PCE or no PCE? That was the question.
The administration at York College says it knew nothing about a toxin detected in the groundwater on campus, despite correspondence from a top CUNY engineer and a consulting company, hired by the school, stating otherwise.
“This is new information for us,” Dolores Swirin-Yao, York’s vice president of institutional advancement, said Monday. “We were not aware of PCE on campus.”
PCE, also known as perchloroethene, tetrachloroethylene or “perc,” is a colorless liquid widely used for dry-cleaning fabrics. Exposure to harmful amounts of PCE over extended periods of time can cause cancer, liver and kidney damage and memory loss and confusion, according to the Environmental Protection Agency.
The college falsely posted a message on its website and Facebook page stating that the Chronicle’s exclusive Jan. 3 report on the presence of PCE at York was inaccurate. Swirin-Yao said the college has asked Google to eliminate the post from its cache, and it should come down within 24 hours.

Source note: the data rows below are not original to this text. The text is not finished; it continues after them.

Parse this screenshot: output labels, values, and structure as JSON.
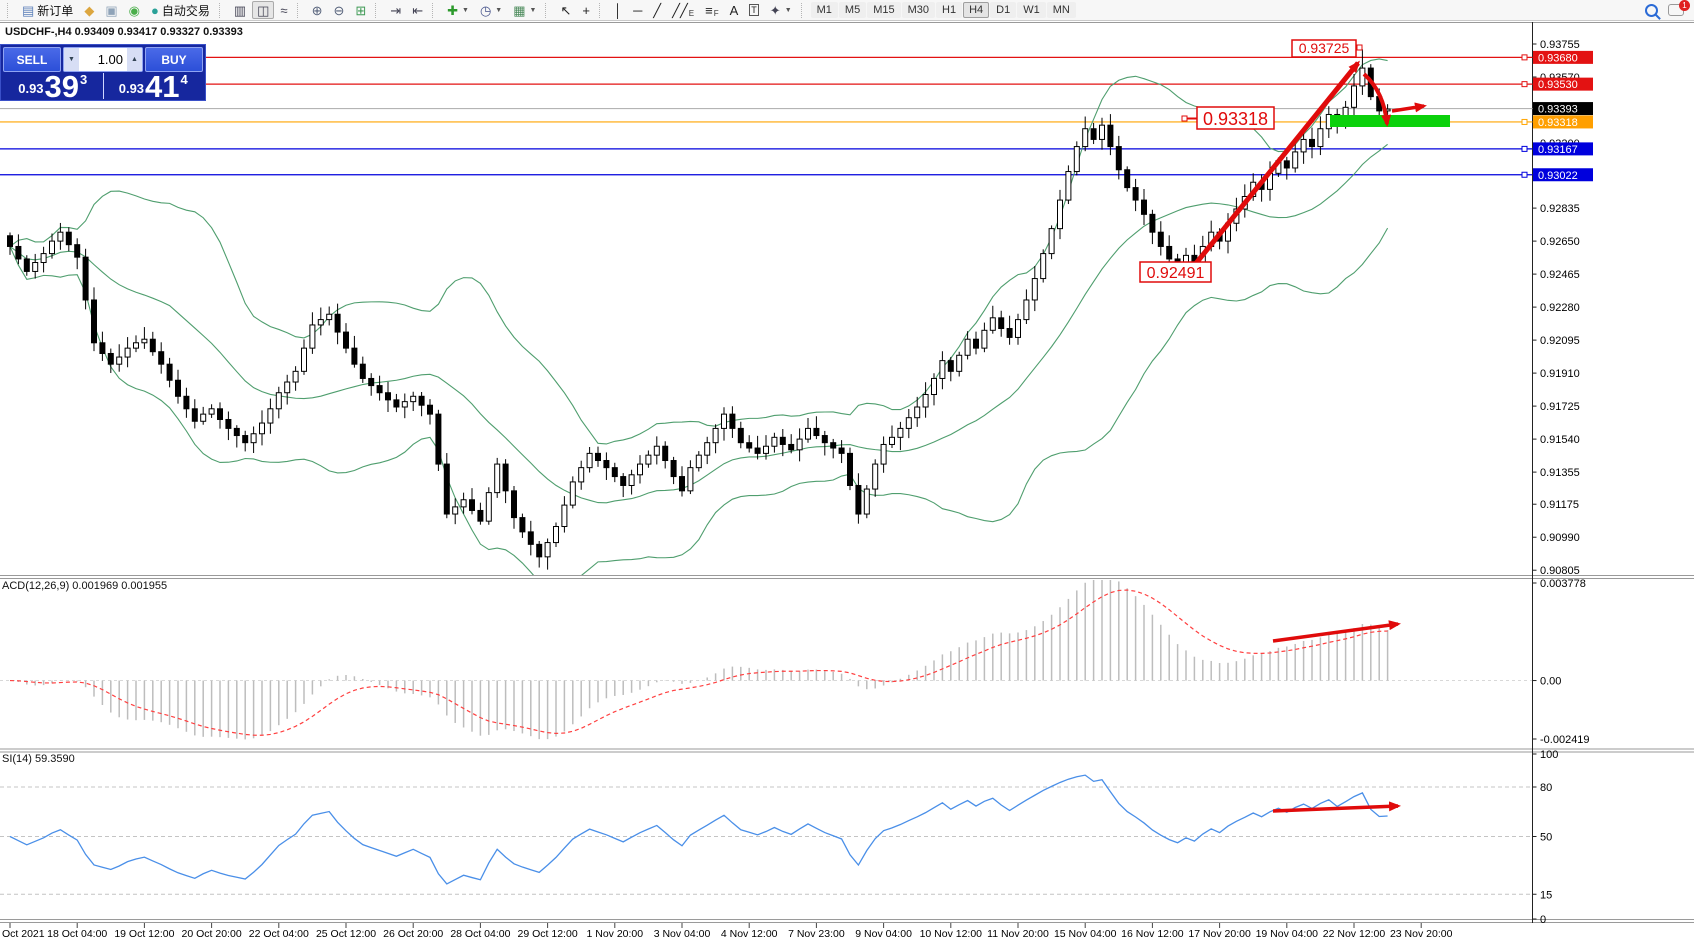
{
  "toolbar": {
    "groups": [
      {
        "type": "grip"
      },
      {
        "type": "btn",
        "name": "new-order-button",
        "glyph": "▤",
        "color": "#5b7fb9",
        "label": "新订单"
      },
      {
        "type": "btn",
        "name": "history-center-icon",
        "glyph": "◆",
        "color": "#dca63f"
      },
      {
        "type": "btn",
        "name": "market-watch-icon",
        "glyph": "▣",
        "color": "#8fa3b8"
      },
      {
        "type": "btn",
        "name": "signals-icon",
        "glyph": "◉",
        "color": "#4aae4a"
      },
      {
        "type": "btn",
        "name": "autotrading-button",
        "glyph": "●",
        "color": "#2aa198",
        "label": "自动交易"
      },
      {
        "type": "grip"
      },
      {
        "type": "btn",
        "name": "bar-chart-mode-button",
        "glyph": "▥",
        "color": "#444455"
      },
      {
        "type": "btn",
        "name": "candlestick-mode-button",
        "glyph": "◫",
        "color": "#444455",
        "active": true
      },
      {
        "type": "btn",
        "name": "line-chart-mode-button",
        "glyph": "≈",
        "color": "#444455"
      },
      {
        "type": "grip"
      },
      {
        "type": "btn",
        "name": "zoom-in-button",
        "glyph": "⊕",
        "color": "#55617a"
      },
      {
        "type": "btn",
        "name": "zoom-out-button",
        "glyph": "⊖",
        "color": "#55617a"
      },
      {
        "type": "btn",
        "name": "tile-windows-button",
        "glyph": "⊞",
        "color": "#3f9a55"
      },
      {
        "type": "grip"
      },
      {
        "type": "btn",
        "name": "auto-scroll-button",
        "glyph": "⇥",
        "color": "#444455"
      },
      {
        "type": "btn",
        "name": "chart-shift-button",
        "glyph": "⇤",
        "color": "#444455"
      },
      {
        "type": "grip"
      },
      {
        "type": "btn",
        "name": "indicators-button",
        "glyph": "✚",
        "color": "#2d9a2d",
        "caret": true
      },
      {
        "type": "btn",
        "name": "periods-button",
        "glyph": "◷",
        "color": "#44518a",
        "caret": true
      },
      {
        "type": "btn",
        "name": "templates-button",
        "glyph": "▦",
        "color": "#4a8a5a",
        "caret": true
      },
      {
        "type": "grip"
      },
      {
        "type": "btn",
        "name": "cursor-button",
        "glyph": "↖",
        "color": "#222222"
      },
      {
        "type": "btn",
        "name": "crosshair-button",
        "glyph": "+",
        "color": "#222222"
      },
      {
        "type": "grip"
      },
      {
        "type": "btn",
        "name": "vertical-line-button",
        "glyph": "│",
        "color": "#222222"
      },
      {
        "type": "btn",
        "name": "horizontal-line-button",
        "glyph": "─",
        "color": "#222222"
      },
      {
        "type": "btn",
        "name": "trendline-button",
        "glyph": "╱",
        "color": "#222222"
      },
      {
        "type": "btn",
        "name": "equidistant-channel-button",
        "glyph": "╱╱",
        "color": "#222222",
        "sub": "E"
      },
      {
        "type": "btn",
        "name": "fibonacci-button",
        "glyph": "≡",
        "color": "#222222",
        "sub": "F"
      },
      {
        "type": "btn",
        "name": "text-button",
        "glyph": "A",
        "color": "#222222"
      },
      {
        "type": "btn",
        "name": "text-label-button",
        "glyph": "T",
        "color": "#222222",
        "boxed": true
      },
      {
        "type": "btn",
        "name": "arrows-button",
        "glyph": "✦",
        "color": "#444455",
        "caret": true
      },
      {
        "type": "grip"
      }
    ],
    "timeframes": [
      "M1",
      "M5",
      "M15",
      "M30",
      "H1",
      "H4",
      "D1",
      "W1",
      "MN"
    ],
    "active_timeframe": "H4",
    "notification_count": "1"
  },
  "chart": {
    "title": "USDCHF-,H4  0.93409 0.93417 0.93327 0.93393"
  },
  "trade": {
    "sell_label": "SELL",
    "buy_label": "BUY",
    "volume": "1.00",
    "sell_small": "0.93",
    "sell_big": "39",
    "sell_sup": "3",
    "buy_small": "0.93",
    "buy_big": "41",
    "buy_sup": "4"
  },
  "panels": {
    "macd_label": "ACD(12,26,9) 0.001969 0.001955",
    "rsi_label": "SI(14) 59.3590"
  },
  "chart_data": {
    "type": "candlestick",
    "symbol_period": "USDCHF-,H4",
    "first_open": 0.9268,
    "closes": [
      0.9262,
      0.9255,
      0.9248,
      0.9253,
      0.9258,
      0.9265,
      0.927,
      0.9263,
      0.9256,
      0.9232,
      0.9208,
      0.9202,
      0.9196,
      0.92,
      0.9205,
      0.9208,
      0.921,
      0.9203,
      0.9196,
      0.9187,
      0.9178,
      0.9171,
      0.9164,
      0.9168,
      0.9171,
      0.9165,
      0.916,
      0.9156,
      0.9152,
      0.9157,
      0.9163,
      0.9171,
      0.918,
      0.9186,
      0.9192,
      0.9205,
      0.9218,
      0.9221,
      0.9224,
      0.9214,
      0.9205,
      0.9196,
      0.9188,
      0.9184,
      0.918,
      0.9176,
      0.9172,
      0.9175,
      0.9178,
      0.9173,
      0.9168,
      0.914,
      0.9112,
      0.9116,
      0.912,
      0.9114,
      0.9108,
      0.9124,
      0.914,
      0.9125,
      0.911,
      0.9102,
      0.9095,
      0.9088,
      0.9096,
      0.9105,
      0.9117,
      0.913,
      0.9138,
      0.9146,
      0.9142,
      0.9138,
      0.9133,
      0.9128,
      0.9134,
      0.914,
      0.9145,
      0.915,
      0.9142,
      0.9133,
      0.9125,
      0.9138,
      0.9145,
      0.9152,
      0.916,
      0.9168,
      0.916,
      0.9152,
      0.9149,
      0.9146,
      0.915,
      0.9155,
      0.9151,
      0.9148,
      0.9154,
      0.916,
      0.9156,
      0.9152,
      0.9149,
      0.9146,
      0.9128,
      0.9112,
      0.9126,
      0.914,
      0.9151,
      0.9155,
      0.916,
      0.9166,
      0.9172,
      0.9179,
      0.9188,
      0.9198,
      0.9192,
      0.9201,
      0.921,
      0.9205,
      0.9215,
      0.9222,
      0.9216,
      0.9211,
      0.9221,
      0.9232,
      0.9244,
      0.9258,
      0.9272,
      0.9288,
      0.9304,
      0.9318,
      0.9328,
      0.9322,
      0.933,
      0.9318,
      0.9305,
      0.9295,
      0.9288,
      0.928,
      0.927,
      0.9262,
      0.9255,
      0.925,
      0.9257,
      0.9252,
      0.9262,
      0.927,
      0.9265,
      0.9275,
      0.9283,
      0.929,
      0.9298,
      0.9294,
      0.9303,
      0.931,
      0.9306,
      0.9315,
      0.9322,
      0.9318,
      0.9328,
      0.9336,
      0.933,
      0.934,
      0.9352,
      0.9362,
      0.9346,
      0.9338,
      0.9339
    ],
    "key_points": [
      {
        "index": 63,
        "low": 0.9082
      },
      {
        "index": 139,
        "low": 0.92491
      },
      {
        "index": 161,
        "high": 0.93725
      }
    ],
    "y_ticks": [
      "0.93755",
      "0.93570",
      "0.93200",
      "0.92835",
      "0.92650",
      "0.92465",
      "0.92280",
      "0.92095",
      "0.91910",
      "0.91725",
      "0.91540",
      "0.91355",
      "0.91175",
      "0.90990",
      "0.90805"
    ],
    "price_lines": [
      {
        "price": 0.9368,
        "label": "0.93680",
        "color": "#e31212",
        "badge": "#e31212"
      },
      {
        "price": 0.9353,
        "label": "0.93530",
        "color": "#e31212",
        "badge": "#e31212"
      },
      {
        "price": 0.93393,
        "label": "0.93393",
        "color": "#b4b4b4",
        "badge": "#000000"
      },
      {
        "price": 0.93318,
        "label": "0.93318",
        "color": "#ffa500",
        "badge": "#ff9f00"
      },
      {
        "price": 0.93167,
        "label": "0.93167",
        "color": "#0000dd",
        "badge": "#0000dd"
      },
      {
        "price": 0.93022,
        "label": "0.93022",
        "color": "#0000dd",
        "badge": "#0000dd"
      }
    ],
    "annotations": {
      "high_label": "0.93725",
      "mid_label": "0.93318",
      "low_label": "0.92491",
      "accent_red": "#e00b0b",
      "highlight_green": "#0bd10b"
    },
    "x_labels": [
      "Oct 2021",
      "18 Oct 04:00",
      "19 Oct 12:00",
      "20 Oct 20:00",
      "22 Oct 04:00",
      "25 Oct 12:00",
      "26 Oct 20:00",
      "28 Oct 04:00",
      "29 Oct 12:00",
      "1 Nov 20:00",
      "3 Nov 04:00",
      "4 Nov 12:00",
      "7 Nov 23:00",
      "9 Nov 04:00",
      "10 Nov 12:00",
      "11 Nov 20:00",
      "15 Nov 04:00",
      "16 Nov 12:00",
      "17 Nov 20:00",
      "19 Nov 04:00",
      "22 Nov 12:00",
      "23 Nov 20:00"
    ],
    "indicators": {
      "bollinger": {
        "period": 20,
        "deviation": 2,
        "color": "#4f9e6e"
      },
      "macd": {
        "params": "12,26,9",
        "max_label": "0.003778",
        "zero_label": "0.00",
        "min_label": "-0.002419",
        "hist_color": "#bdbdbd",
        "signal_color": "#ff4040"
      },
      "rsi": {
        "period": 14,
        "value": "59.3590",
        "levels": [
          "100",
          "80",
          "50",
          "15",
          "0"
        ],
        "dashed_levels": [
          80,
          50,
          15
        ],
        "color": "#4a8fe8"
      }
    }
  }
}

“This is a top priority for us,” Swirin-Yao said Wednesday. “We are embarrassed by it already. We were just wrong. It was based on our understanding through Ron [Thomas]. We were told strongly that [the story] was not correct. There was misinformation on our part. ... I apologize.”
Thomas, York’s vice president for administrative affairs, also stated that he was unaware of PCE being found at the college. But Ali Vedavarz, CUNY’s director of engineering services, offered a dissenting opinion.
“They knew about it, absolutely,” he told the Chronicle on Monday.
The potentially dangerous chemical was discovered by Tectonic Engineering & Surveying Consultants, which was hired by the state Dormitory Authority to help solve a flooding problem in the subbasement of the Academic Core Building at York. The PCE levels detected at two of the 12 temporary monitoring wells at York were above state groundwater standards, according to Tectonic, but not high enough to be considered dangerous or to be detected in the air.
“The executive summary from Tectonic is the only valid report,” Vedavarz said. “If the college wants to present something different, then they have to take responsibility for that information.”
Thomas later said he would support the information supplied by Tectonic.
“I wasn’t sure if the perc was on the campus or not,” Thomas said. “I must have skipped that portion of the report, but if it’s in the report, then it’s in the report.”’
York’s president, Marcia Keizs, did not return a call requesting comment by press time.
Tectonic reported the existence of perchloroethylene in groundwater that was sampled and tested at a monitoring well near the Performing Arts Center, Vedavarz said.
The discovery prompted CUNY to scrap Tectonic’s original flood prevention proposal which involved pushing wells into the sand beneath the Academic Core Building, extracting the water through a header pipe and carrying it to a recharge area located near the Health and Physical Education Building.
“It would have sucked perc into the water and DEC was not going to accept that,” Vedavarz said, referring to the Department of Environmental Conservation.
He added that Tectonic told CUNY implementing the plan would warrant the installation of a water treatment plant at the south side of the campus. As that would be costly, require a large footprint and have a high service and maintenance cost, it was unfeasible for the college. Now York is considering an alternate solution that calls for the waterproofing of the basement using a mesh membrane.
Asked where the PCE came from, Vedavarz said in an email, “All we know is that the source was not from the college.”
He said the school notified the departments of Environmental Conservation and Environmental Protection about the PCE. However, a spokeswoman for the DEC says the state agency has no record of such a notification and the DEP, a city agency, referred inquiries to DEC.
Assemblyman Bill Scarborough (D-Jamaica) says he thinks he knows where the chemical originated and he is sending a letter to the agencies, prompted by the Chronicle’s report, asking them to take action.
“I believe it’s chemicals from the West Side Corp.,” Scarborough said. “Water is fluid. It’s not stationary. It’s too much of a coincidence.”
The Westside Corp. site is an inactive hazardous waste disposal site in Jamaica, which was used as a storage and distribution center for dry-cleaning chemicals.
Scarborough says he fears the discovery of PCE at York is a sign that the West Side Corp. contamination is spreading and since the pumping at nearby Station 24, a pilot program to clean polluted groundwater and prevent flooding, was discontinued, he is all the more concerned.